Ethereum (ETH) has begun the day in red which seems to have panicked a lot of investors but let us not forget that the cryptocurrency just found a strong support atop the 50 day exponential moving average. It bounced off strongly from those levels and is now likely to rally towards the previous yearly high of $288.97. Ethereum (ETH) was just declared as a consumable currency by the SEC. This is big news for the crypto community and a sigh of relief for founders who held their ICOs on Ethereum (ETH). It also shows that a lot of people are willing to fight for this cryptocurrency to see more projects built on it in the future. All of this points to a promising outlook for Ethereum (ETH) long term. However, as investors we also need to pay close attention to the short term and medium term outlook.

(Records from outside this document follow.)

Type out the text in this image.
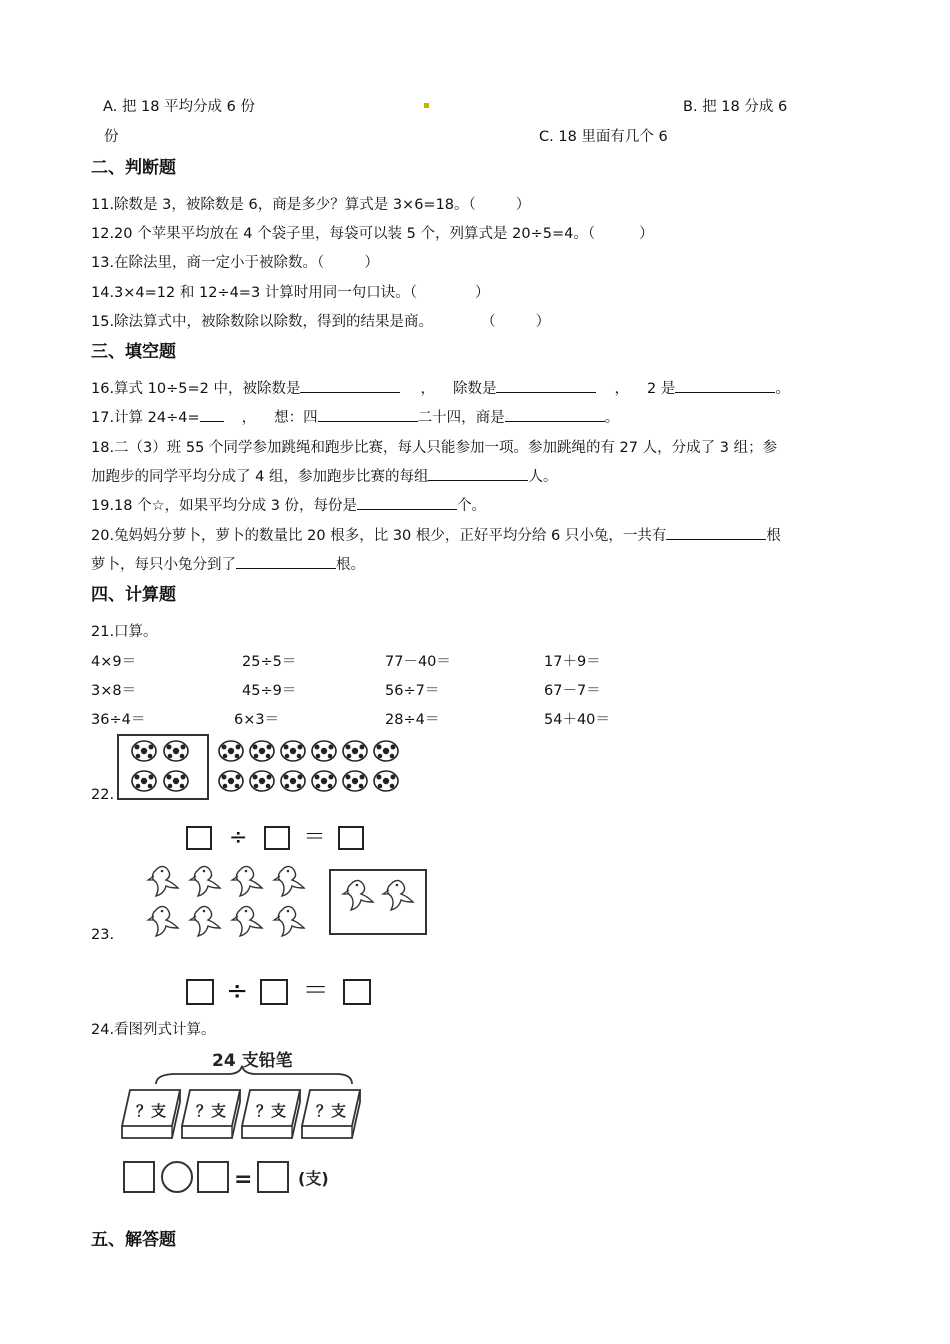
A. 把 18 平均分成 6 份	B. 把 18 分成 6
份	C. 18 里面有几个 6
二、判断题
11.除数是 3，被除数是 6，商是多少？算式是 3×6=18。（	）
12.20 个苹果平均放在 4 个袋子里，每袋可以装 5 个，列算式是 20÷5=4。（	）
13.在除法里，商一定小于被除数。（	）
14.3×4=12 和 12÷4=3 计算时用同一句口诀。（	）
15.除法算式中，被除数除以除数，得到的结果是商。	（	）
三、填空题
16.算式 10÷5=2 中，被除数是	， 除数是	， 2 是	。
17.计算 24÷4=	， 想：四	二十四，商是	。
18.二（3）班 55 个同学参加跳绳和跑步比赛，每人只能参加一项。参加跳绳的有 27 人，分成了 3 组；参
加跑步的同学平均分成了 4 组，参加跑步比赛的每组	人。
19.18 个☆，如果平均分成 3 份，每份是	个。
20.兔妈妈分萝卜，萝卜的数量比 20 根多，比 30 根少，正好平均分给 6 只小兔，一共有	根
萝卜，每只小兔分到了	根。
四、计算题
21.口算。
4×9＝	25÷5＝	77－40＝	17＋9＝
3×8＝	45÷9＝	56÷7＝	67－7＝
36÷4＝	6×3＝	28÷4＝	54＋40＝
22.
÷	＝
23.
÷ ＝
24.看图列式计算。
24 支铅笔
？支 ？支 ？支 ？支
=	(支)
五、解答题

The daily chart for ETH/USD shows that Ethereum (ETH) is primed for a rally towards the top of the rising wedge. This rally is likely to see the price rise above $300 and make a new yearly high. The probability of that happening is very high because so far, ETH/USD has clearly formed higher highs and higher lows. If the pattern continues, we could see a new high above $300 which will be followed by a pullback to the bottom of the rising wedge. Coming to the medium term outlook, the higher the price moves within this rising wedge, the easier it becomes to break below it. Once ETH/USD breaks below this rising wedge, we are going to see it decline sharply to a double digit price. Eventually, we expect the price to end up around $60 or lower before it finds its true bottom. That is the medium term outlook and it cannot be ignored regardless of how bullish the price might be short term.
The daily chart for ETHUSDShorts shows that the bears are ready to fight for control but it might not happen so fast. As we can see, ETHUSDShorts broke past the trend line resistance but it immediately ran into the 50 day EMA. Since then, it has continued lower and the most likely scenario would be that ETHUSDShorts will continue to fall further along the trend line resistance turned support. This will give the bulls more time to finish what they started before the bears take over.
A lot of retail traders remain very bullish on Ethereum (ETH) compared to Bitcoin (BTC) for some reason. Perhaps, this is because most of them expect an altcoin rally. However, the reality on ground is that Ethereum (ETH) remains highly overbought against Bitcoin (BTC) and is poised for a major decline not only against the US Dollar (USD) but also against Bitcoin (BTC) in the months ahead. Even its pace of growth against Bitcoin (BTC) during the recent rallies has not been very impressive compared to other altcoins like Litecoin (LTC). Ethereum (ETH) might rally aggressively for the next few weeks but trouble looms over in the months ahead and sooner or later it will have to decline hard to find its true bottom.